An official at the US Occupational Safety and Health Administration (Osha) has confirmed the EPA is consulting with it on worker safety issues as it reviews chemicals under the amended TSCA.

But William Perry, director of Osha's Directorate of Standards and Guidance, appeared to downplay the significance of the consultation. Instead, he hinted that industry officials hoping the EPA would defer to Osha on worker issues are likely to be disappointed.

Mr Perry told the American Chemistry Council's Global Chemical Regulations Conference (GlobalChem) that consultation has taken place regarding some chemical reviews. But, he said, he is "not sure how active it will be over the long run".

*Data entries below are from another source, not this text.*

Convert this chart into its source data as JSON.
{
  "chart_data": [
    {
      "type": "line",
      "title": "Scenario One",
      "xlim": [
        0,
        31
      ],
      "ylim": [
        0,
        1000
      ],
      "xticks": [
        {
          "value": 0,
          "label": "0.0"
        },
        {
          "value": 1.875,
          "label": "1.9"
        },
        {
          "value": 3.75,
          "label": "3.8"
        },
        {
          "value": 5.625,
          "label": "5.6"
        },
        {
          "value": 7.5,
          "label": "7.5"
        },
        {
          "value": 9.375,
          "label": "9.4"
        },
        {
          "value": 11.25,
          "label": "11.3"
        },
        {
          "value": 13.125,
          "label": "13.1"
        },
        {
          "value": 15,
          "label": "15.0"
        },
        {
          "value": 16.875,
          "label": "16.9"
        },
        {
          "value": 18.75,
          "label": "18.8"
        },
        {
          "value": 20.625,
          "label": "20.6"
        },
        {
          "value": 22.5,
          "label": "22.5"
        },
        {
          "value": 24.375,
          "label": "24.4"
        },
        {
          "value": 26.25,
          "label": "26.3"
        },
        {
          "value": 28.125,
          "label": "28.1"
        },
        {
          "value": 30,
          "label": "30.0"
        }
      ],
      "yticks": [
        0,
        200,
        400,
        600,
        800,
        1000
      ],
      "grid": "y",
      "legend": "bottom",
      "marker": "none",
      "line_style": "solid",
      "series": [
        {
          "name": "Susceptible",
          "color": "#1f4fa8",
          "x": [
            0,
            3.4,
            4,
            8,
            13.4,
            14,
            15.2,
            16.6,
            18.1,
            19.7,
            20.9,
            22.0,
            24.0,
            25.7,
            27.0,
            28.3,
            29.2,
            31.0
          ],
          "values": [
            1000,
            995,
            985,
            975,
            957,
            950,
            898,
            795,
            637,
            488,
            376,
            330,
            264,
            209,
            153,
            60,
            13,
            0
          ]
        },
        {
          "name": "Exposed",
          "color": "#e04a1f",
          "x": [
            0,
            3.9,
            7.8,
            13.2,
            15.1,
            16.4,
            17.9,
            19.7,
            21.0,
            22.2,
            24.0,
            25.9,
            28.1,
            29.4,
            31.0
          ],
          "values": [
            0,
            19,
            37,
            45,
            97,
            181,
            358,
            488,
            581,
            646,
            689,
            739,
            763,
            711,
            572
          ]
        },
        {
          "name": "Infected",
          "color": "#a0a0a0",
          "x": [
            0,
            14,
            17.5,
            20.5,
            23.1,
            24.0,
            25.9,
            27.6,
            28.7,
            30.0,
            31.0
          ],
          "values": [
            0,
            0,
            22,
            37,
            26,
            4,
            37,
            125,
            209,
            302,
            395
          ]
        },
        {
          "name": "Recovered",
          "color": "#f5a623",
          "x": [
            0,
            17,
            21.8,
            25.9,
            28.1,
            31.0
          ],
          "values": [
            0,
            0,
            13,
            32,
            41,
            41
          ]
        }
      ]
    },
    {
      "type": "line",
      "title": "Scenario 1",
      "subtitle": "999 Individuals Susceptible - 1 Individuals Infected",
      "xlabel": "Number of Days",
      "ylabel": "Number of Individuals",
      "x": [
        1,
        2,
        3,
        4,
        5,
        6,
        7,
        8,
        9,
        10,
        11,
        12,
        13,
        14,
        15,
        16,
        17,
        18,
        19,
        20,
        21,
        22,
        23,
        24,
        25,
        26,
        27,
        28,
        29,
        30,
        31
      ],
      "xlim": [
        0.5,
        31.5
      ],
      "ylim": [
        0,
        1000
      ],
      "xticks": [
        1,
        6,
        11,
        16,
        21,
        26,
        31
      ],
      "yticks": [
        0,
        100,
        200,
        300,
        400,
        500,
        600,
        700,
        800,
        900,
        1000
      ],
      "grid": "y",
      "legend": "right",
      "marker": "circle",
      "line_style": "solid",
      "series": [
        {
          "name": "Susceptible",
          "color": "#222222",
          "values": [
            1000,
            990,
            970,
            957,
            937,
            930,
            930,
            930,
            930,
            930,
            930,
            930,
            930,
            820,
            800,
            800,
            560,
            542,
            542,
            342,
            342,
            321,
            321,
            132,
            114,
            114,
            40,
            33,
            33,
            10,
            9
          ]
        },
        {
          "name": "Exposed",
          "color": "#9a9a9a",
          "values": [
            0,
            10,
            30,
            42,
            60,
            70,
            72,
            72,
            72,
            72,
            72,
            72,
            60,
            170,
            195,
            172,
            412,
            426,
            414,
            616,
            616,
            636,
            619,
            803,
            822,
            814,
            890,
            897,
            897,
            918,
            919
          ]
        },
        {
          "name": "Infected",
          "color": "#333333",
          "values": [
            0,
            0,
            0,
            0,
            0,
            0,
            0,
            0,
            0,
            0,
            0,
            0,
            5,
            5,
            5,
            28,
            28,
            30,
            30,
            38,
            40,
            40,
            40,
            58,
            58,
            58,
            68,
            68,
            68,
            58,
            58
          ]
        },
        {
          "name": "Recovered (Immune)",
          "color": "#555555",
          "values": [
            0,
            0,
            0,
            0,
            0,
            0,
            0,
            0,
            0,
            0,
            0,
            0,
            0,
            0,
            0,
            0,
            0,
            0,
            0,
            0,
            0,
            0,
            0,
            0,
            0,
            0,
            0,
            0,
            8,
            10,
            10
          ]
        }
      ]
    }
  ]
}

The EPA wouldn’t be expected to consult at all regarding straightforward issues, he said. "When you get to more serious effects" from chemicals – such as some for which, for example, the use of respirators could be argued – "that is when EPA would come to us and we'll give them whatever technical support we can," he said, but how often that will happen is "too hard to predict right now".

Argument to defer

The TSCA New Chemicals Coalition (NCC), a group of companies represented by the law firm Bergeson & Campbell, argued in December the EPA should avoid issuing orders to mitigate workplace risks associated with new chemicals and instead defer to Osha. The argument was made in a position statement published as commentary on the EPA's new chemical evaluation policy. It is based on a provision in the amended TSCA requiring the EPA to "consult" with Osha on workplace conditions.

Tim Serie of the law firm Beveridge & Diamond acknowledged at GlobalChem that the EPA does have the authority to regulate workplace chemical exposure, but "we think it is prudent for EPA to use that authority in a deliberate way and to coordinate with Osha."

However, he said, industry should not expect Osha to "serve as a roadblock" to EPA regulation, noting that Osha raised no objections when the EPA proposed employee-focused regulations of methylene chloride and trichloroethylene (TCE). Those regulations have essentially been abandoned under the Trump administration.

And, Mr Serie said, while the EPA has "looked to revise" the structure of significant new use rules (Snurs) "to align more closely with Osha standards," the prevalence of Snurs addressing worker exposure has not decreased.